Our view on the subject is much clearer. Value add is the benchmark for a minimum level of market excellence. It’s what you do beyond these traditional aspects which will really define your status in the market

Distributors have become a more and more essential cog in the day to day process and hence the development of additional services and complimentary offerings to deliver on that unwritten promise.

It’s a fairly diverse market now and I think that’s a healthy situation. At Computerlinks we try to offer value based on what we hear from our partners, vendors and channel, what they ask us to deliver and also what we see the market demanding in the future. It’s a constantly changing landscape, and it’s challenging to stay ahead of the curve.”

Bulwark Technologies
Jose-Thomas-MD-Bulwark-TechnologiesJose Thomas, Managing Director
“We are dealing in technology products, so it is important to provide services along with the products in today’s market. End customers are looking for full utilisation of the solution they purchase, and trouble free working while concentrating on their business area. We cannot just push products anymore.

One of the key advantages vendors have found working with us is that they do not have to be on the ground for every question raised in the market. We are like the regional office of any vendor. Vendors trust us to be there when the customers call. Resellers can trust us to ensure proper services to their customers – so they can provide value as well.

The Middle East market is unique in various ways. Different work days and cultural differences pose challenges to vendors from the Western world. As a value-added distributor, we understand the local market and are able to deliver on behalf of the vendors.”

Eyad Al-Eriksousi, Business Unit Manager
“There is new concept floating about; next generation or new generation distributor. Mindware is focusing on VAD for our partners because we believe that the value of the distributor is a key role in growing the business in the market. The distributor has more exposure on different kinds of partners and verticals in the region and our expertise helps grows the market for the vendors.
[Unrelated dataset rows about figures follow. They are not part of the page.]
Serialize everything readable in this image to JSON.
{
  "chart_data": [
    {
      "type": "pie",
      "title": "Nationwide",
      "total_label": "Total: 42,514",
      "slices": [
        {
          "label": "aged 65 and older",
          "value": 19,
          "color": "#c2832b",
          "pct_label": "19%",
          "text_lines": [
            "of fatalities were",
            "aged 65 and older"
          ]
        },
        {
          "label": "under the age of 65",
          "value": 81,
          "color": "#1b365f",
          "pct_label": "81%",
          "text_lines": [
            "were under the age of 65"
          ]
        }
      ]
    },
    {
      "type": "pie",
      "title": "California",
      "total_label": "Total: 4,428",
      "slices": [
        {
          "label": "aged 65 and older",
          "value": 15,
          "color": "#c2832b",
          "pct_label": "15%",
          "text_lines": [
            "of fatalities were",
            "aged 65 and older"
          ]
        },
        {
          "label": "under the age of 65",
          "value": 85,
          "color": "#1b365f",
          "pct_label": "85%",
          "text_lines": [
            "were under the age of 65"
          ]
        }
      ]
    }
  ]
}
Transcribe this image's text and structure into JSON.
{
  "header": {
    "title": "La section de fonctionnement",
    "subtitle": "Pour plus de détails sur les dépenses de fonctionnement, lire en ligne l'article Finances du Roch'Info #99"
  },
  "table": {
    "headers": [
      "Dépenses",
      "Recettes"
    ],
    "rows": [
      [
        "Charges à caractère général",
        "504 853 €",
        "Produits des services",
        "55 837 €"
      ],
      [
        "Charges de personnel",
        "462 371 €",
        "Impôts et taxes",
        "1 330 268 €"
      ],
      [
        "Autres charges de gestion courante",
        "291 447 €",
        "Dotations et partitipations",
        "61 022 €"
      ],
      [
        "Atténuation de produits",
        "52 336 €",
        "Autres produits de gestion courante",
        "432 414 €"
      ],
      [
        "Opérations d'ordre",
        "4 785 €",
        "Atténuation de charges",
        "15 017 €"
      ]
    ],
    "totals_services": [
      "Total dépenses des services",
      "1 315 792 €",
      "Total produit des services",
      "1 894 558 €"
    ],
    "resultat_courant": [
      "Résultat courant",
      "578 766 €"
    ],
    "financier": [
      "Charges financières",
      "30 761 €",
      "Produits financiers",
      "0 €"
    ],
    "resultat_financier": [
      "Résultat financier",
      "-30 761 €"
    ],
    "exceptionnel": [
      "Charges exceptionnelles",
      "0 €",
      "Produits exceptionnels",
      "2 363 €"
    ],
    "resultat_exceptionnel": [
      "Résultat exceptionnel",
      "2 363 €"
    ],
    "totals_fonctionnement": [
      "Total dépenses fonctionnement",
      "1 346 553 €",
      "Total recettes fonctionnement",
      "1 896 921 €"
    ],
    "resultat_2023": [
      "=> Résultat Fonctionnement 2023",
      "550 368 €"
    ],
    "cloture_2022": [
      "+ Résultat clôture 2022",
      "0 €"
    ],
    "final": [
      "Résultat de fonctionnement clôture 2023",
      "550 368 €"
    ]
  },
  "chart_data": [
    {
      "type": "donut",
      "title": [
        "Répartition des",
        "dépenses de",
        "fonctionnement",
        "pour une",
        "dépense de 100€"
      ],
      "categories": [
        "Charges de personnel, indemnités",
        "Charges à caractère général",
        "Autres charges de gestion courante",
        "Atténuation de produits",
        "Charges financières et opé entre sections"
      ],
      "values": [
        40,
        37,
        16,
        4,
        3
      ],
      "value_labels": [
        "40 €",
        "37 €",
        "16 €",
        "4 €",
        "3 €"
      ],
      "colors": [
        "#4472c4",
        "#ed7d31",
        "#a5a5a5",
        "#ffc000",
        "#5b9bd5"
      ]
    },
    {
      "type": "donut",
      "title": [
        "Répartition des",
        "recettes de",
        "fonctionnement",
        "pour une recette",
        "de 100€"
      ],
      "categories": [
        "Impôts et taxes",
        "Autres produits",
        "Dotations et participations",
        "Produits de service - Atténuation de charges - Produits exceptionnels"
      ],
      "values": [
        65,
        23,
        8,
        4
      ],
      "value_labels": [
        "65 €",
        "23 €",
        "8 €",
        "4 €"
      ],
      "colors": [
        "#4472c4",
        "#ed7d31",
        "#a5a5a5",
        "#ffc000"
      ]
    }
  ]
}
We can do things for them like make marketing decisions and do proof of concepts – last year we did more than 100 channel workshops. We aspire to be one of the best value-add distributors in the Middle East.

We’re based out of Lebanon, and so we have regional expertise, that’s definitely helpful. Regional breadth is one of our strengths.

We have offices all over the region, but our main hub is here in Dubai, because of the business value of its location. This is all part of the value-add. Usually the distributor who is involved with the local partners will always be a step ahead of the vendor in terms of knowing where the market is and where their deals can go.”

Westcon Group
Steve Lockie, Managing Director
“Westcon Group has continuously played at key role in growing the role of value-added distributors in the Middle East. Our entire value based offering revolves around understanding the requirements of the channel and helping the partners through our focus on recruit, enable and grow.

It is very important today for a distributor to not only offer value added services but to ensure that they are offering the right set of value added services. With the evolution of the IT channel landscape, the true role of a value added distributor is to support the partners and help them grow. Distributors are in fact today playing a key role in helping the vendors by not only recruiting the right set of partners but also ensuring that these partners grow through demo investments, specialisations, etc.”